14. How Are You Not Going to Lose My Money?

This may seem like a no brainer question, but with the myriad of risks inherent to real estate, this is the most important question to ask before investing. The cardinal rule of investing is “Do Not Lose Money.”

A real estate investment firm should tailor their strategy to consider the risk of capital loss. Whether this is built upon diversification, optimal use of leverage, proactive deal sourcing, or adequate due diligence before engaging in an acquisition or redevelopment, the sponsor must have a reasonable, substantial answer to this simple but important question.

15. Do You Accept IRAs or 401ks?

While tax-advantaged investment vehicles such as IRAs and 401ks are typically invested in public equity, self-directed accounts can, at times, invest in alternative assets such as private real estate. However, because of regulations put in place by the IRS to prevent tax-exempt entities from engaging in active business without paying taxes, investments through IRAs and 401ks should consider the impact of triggering UBIT (unrelated business income)[7]. Triggering UBIT could result in an additional tax. UBIT could be triggered if you invest IRA/401k assets in a real estate transaction if the IRA/401k invests in a real estate partnership through a pass-through entity (such as an LP or LLC) that has leverage involved (Debt). An opportunity to eliminate the potential impacts of UBIT should be discussed if available by the sponsor or fund. A tax professional should be consulted to advise you on the tax implications of an IRA/401k real estate investment.

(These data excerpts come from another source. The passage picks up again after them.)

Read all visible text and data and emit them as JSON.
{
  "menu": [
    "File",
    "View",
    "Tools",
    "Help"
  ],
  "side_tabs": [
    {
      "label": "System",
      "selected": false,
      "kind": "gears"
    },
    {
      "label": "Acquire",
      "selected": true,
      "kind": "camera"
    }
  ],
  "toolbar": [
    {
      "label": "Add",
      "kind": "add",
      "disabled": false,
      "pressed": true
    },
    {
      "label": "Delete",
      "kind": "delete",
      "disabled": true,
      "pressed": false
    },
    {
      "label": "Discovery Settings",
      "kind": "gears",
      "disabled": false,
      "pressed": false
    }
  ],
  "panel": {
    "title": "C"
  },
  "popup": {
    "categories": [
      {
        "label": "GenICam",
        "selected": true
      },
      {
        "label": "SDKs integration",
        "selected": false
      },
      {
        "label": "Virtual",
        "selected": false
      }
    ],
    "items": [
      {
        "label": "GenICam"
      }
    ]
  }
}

16. How Do You Source Your Deals?

The sourcing strategy of a real estate investment firm can be the “secret sauce” that can give one firm an edge over others. When it comes to finding opportunities that produce the Internal Rate of Return (IRR) you expect on your investment, finding the best opportunities and having a deep sourcing funnel are key. Real estate is a relationship business, and an experienced operator with deep ties to the markets in which they invest will typically have a stronger sourcing strategy than a less experienced operator looking to enter a specific real estate market without an existing network. Real estate is more than having the money to commit to a deal: without the existing network in place, and relationships, the sponsor of your fund may be entering uncharted waters, adding potential additional risk to your investment. Ensure the sponsor or fund knows what they know and source what they know.

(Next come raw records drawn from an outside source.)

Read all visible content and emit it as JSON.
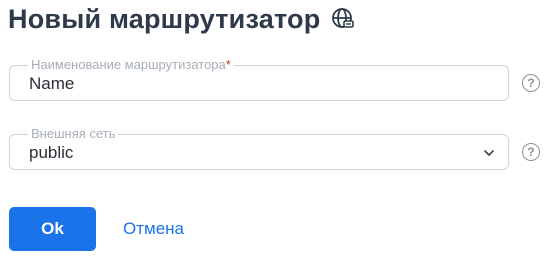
{
  "header": {
    "title": "Новый маршрутизатор",
    "icon": "globe-network-icon"
  },
  "form": {
    "router_name": {
      "label": "Наименование маршрутизатора",
      "required_mark": "*",
      "value": "Name",
      "help": "?"
    },
    "external_network": {
      "label": "Внешняя сеть",
      "value": "public",
      "help": "?",
      "dropdown_icon": "chevron-down-icon"
    }
  },
  "actions": {
    "ok_label": "Ok",
    "cancel_label": "Отмена"
  },
  "colors": {
    "primary": "#1a73e8",
    "title": "#2e3a4b",
    "border": "#cfd5dc",
    "label": "#a7aeb7",
    "required": "#c0392b"
  }
}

17. What Are the Tax Implications of My Investment?

Because tax situations vary from investor to investor, it is best to discuss tax planning with a professional such as a CPA or tax attorney. While real estate offers many tax advantages over other types of real estate investments, it is important to understand the nuances of these regulations, and discuss these with your tax advisor. The firm you plan to invest with may have in-house tax staff as well, but it is best to utilize your own tax advisors before making a real estate investment.

MLG Capital for example has several CPAs on staff as well as a tax director. For each of our investments we are able to demonstrate targeted overall returns, tax impacts, as well as historic performance relating to cash flows from funds and assets. You never know, a good sponsor deal or fund’s tax planning can potentially accomplish great things for your specific overall picture, or, potentially outweigh other investment opportunities.

References Cited

  1. Investopedia, Two And Twenty.
  2. Heschmeyer, Mark (2013), Changing Office Trends Hold Major Implications for Future Office Demand.
  3. Cordato, Roy E (1991), Destroying real estate through the tax code. (Tax Reform Act of 1986).
  4. FDIC, Commercial Real Estate and the Banking Crises of the 1980s and Early 1990s.
  5. Ren, Jing (2017), It’s Not A Recession You Should Be Thinking About…It’s Three Recessions.
  6. Levitin and Wachter (2013), The Commercial Real Estate Bubble.
  7. Bergman, Adam (2015), Beware Unintended Tax Consequences of Unrelated Business Income.